George, entretanto, seguía en el salón de escribir del Grand Hotel. Estaba decaído. Su ingratitud y descortesía con sir Arthur habían sido una vergüenza. Y después de los meses y meses de trabajo que había dedicado al caso. George se avergonzaba de sí mismo. Tendría que escribir una nota de disculpa. Y sin embargo… habría sido deshonesto decir más de lo que había dicho. O, mejor dicho, si hubiera dicho más, tendría que haber sido honesto.

Había leído la inculpación que Arthur iba a enviar al ministerio. La había leído varias veces, por supuesto. Y cada vez su impresión se había consolidado. La conclusión -la inevitable, la profesional- era que le prestaría un flaco servicio. Además, su opinión -que nunca se habría atrevido a emitir en la entrevista- era que la acusación de sir Arthur contra Sharp se parecía extrañamente a la incriminación de la policía de Staffordshire contra él, George.

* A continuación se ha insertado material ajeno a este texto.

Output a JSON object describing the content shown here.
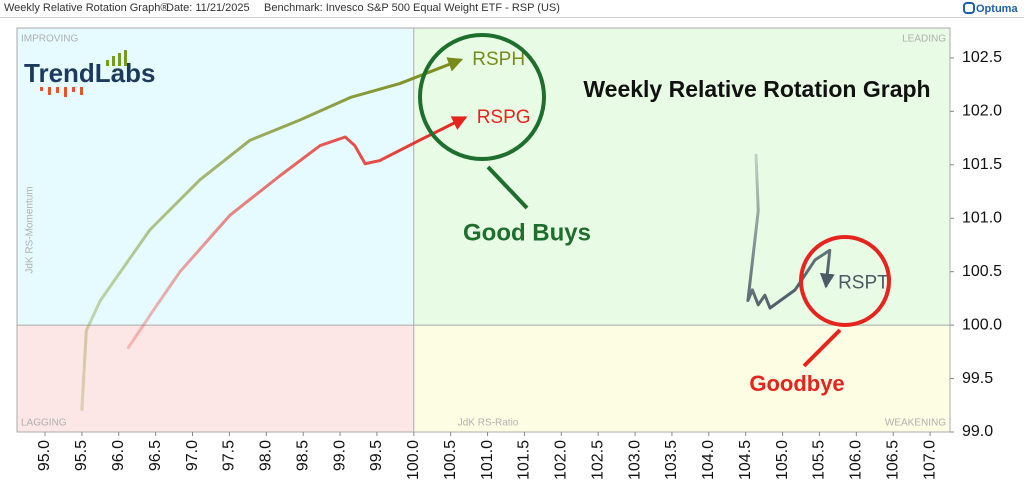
{
  "header": {
    "title": "Weekly Relative Rotation Graph®",
    "date": "Date: 11/21/2025",
    "benchmark": "Benchmark: Invesco S&P 500 Equal Weight ETF - RSP (US)",
    "brand": "Optuma"
  },
  "chart_data": {
    "type": "rotation",
    "title": "Weekly Relative Rotation Graph",
    "logo": "TrendLabs",
    "xlabel": "JdK RS-Ratio",
    "ylabel": "JdK RS-Momentum",
    "quadrants": {
      "improving": "IMPROVING",
      "leading": "LEADING",
      "lagging": "LAGGING",
      "weakening": "WEAKENING"
    },
    "annotations": [
      "Good Buys",
      "Goodbye"
    ],
    "xlim": [
      94.62,
      107.27
    ],
    "ylim": [
      99.0,
      102.78
    ],
    "center": [
      100,
      100
    ],
    "xticks": [
      {
        "value": 95,
        "label": "95.0"
      },
      95.5,
      {
        "value": 96,
        "label": "96.0"
      },
      96.5,
      {
        "value": 97,
        "label": "97.0"
      },
      97.5,
      {
        "value": 98,
        "label": "98.0"
      },
      98.5,
      {
        "value": 99,
        "label": "99.0"
      },
      99.5,
      {
        "value": 100,
        "label": "100.0"
      },
      100.5,
      {
        "value": 101,
        "label": "101.0"
      },
      101.5,
      {
        "value": 102,
        "label": "102.0"
      },
      102.5,
      {
        "value": 103,
        "label": "103.0"
      },
      103.5,
      {
        "value": 104,
        "label": "104.0"
      },
      104.5,
      {
        "value": 105,
        "label": "105.0"
      },
      105.5,
      {
        "value": 106,
        "label": "106.0"
      },
      106.5,
      {
        "value": 107,
        "label": "107.0"
      }
    ],
    "yticks": [
      {
        "value": 99,
        "label": "99.0"
      },
      99.5,
      {
        "value": 100,
        "label": "100.0"
      },
      100.5,
      {
        "value": 101,
        "label": "101.0"
      },
      101.5,
      {
        "value": 102,
        "label": "102.0"
      },
      102.5
    ],
    "series": [
      {
        "name": "RSPH",
        "color": "#7a8a1a",
        "x": [
          95.5,
          95.56,
          95.75,
          96.42,
          97.1,
          97.78,
          98.46,
          99.14,
          99.81,
          100.63
        ],
        "values": [
          99.21,
          99.95,
          100.23,
          100.89,
          101.36,
          101.73,
          101.92,
          102.13,
          102.26,
          102.48
        ]
      },
      {
        "name": "RSPG",
        "color": "#e5241e",
        "x": [
          96.13,
          96.49,
          96.83,
          97.51,
          98.19,
          98.73,
          99.07,
          99.2,
          99.34,
          99.54,
          100.08,
          100.69
        ],
        "values": [
          99.79,
          100.16,
          100.5,
          101.03,
          101.4,
          101.68,
          101.76,
          101.68,
          101.51,
          101.54,
          101.73,
          101.94
        ]
      },
      {
        "name": "RSPT",
        "color": "#4a5a66",
        "x": [
          104.64,
          104.67,
          104.53,
          104.59,
          104.67,
          104.76,
          104.83,
          105.17,
          105.44,
          105.64,
          105.59
        ],
        "values": [
          101.59,
          101.07,
          100.23,
          100.33,
          100.19,
          100.28,
          100.16,
          100.33,
          100.61,
          100.7,
          100.37
        ]
      }
    ]
  }
}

Para empezar, se basaba, y de una manera idéntica, en las cartas. Sir Reginald Hardy había dicho, en su recapitulación en Stafford, que la persona que escribió las cartas tenía que ser la misma que mutiló a los animales. Este vínculo era explícito, y había sido criticado con razón por Yelverton y los que habían abrazado la causa de George. Pero sir Arthur establecía exactamente el mismo vínculo. Las cartas habían sido su punto de partida, y a través de ellas había rastreado la mano de Royden Sharp, y sus idas y venidas en cada momento. Las cartas incriminaban a Sharp del mismo modo que antes habían incriminado a George. Y si ahora se llegaba a la conclusión de que Sharp y su hermano habían escrito las cartas aposta para implicar a George en el asunto, ¿por qué no habría podido escribirlas otra persona para involucrar de igual manera a Sharp? Si la primera vez habían sido falsas, ¿por qué tenían que ser verdaderas la segunda?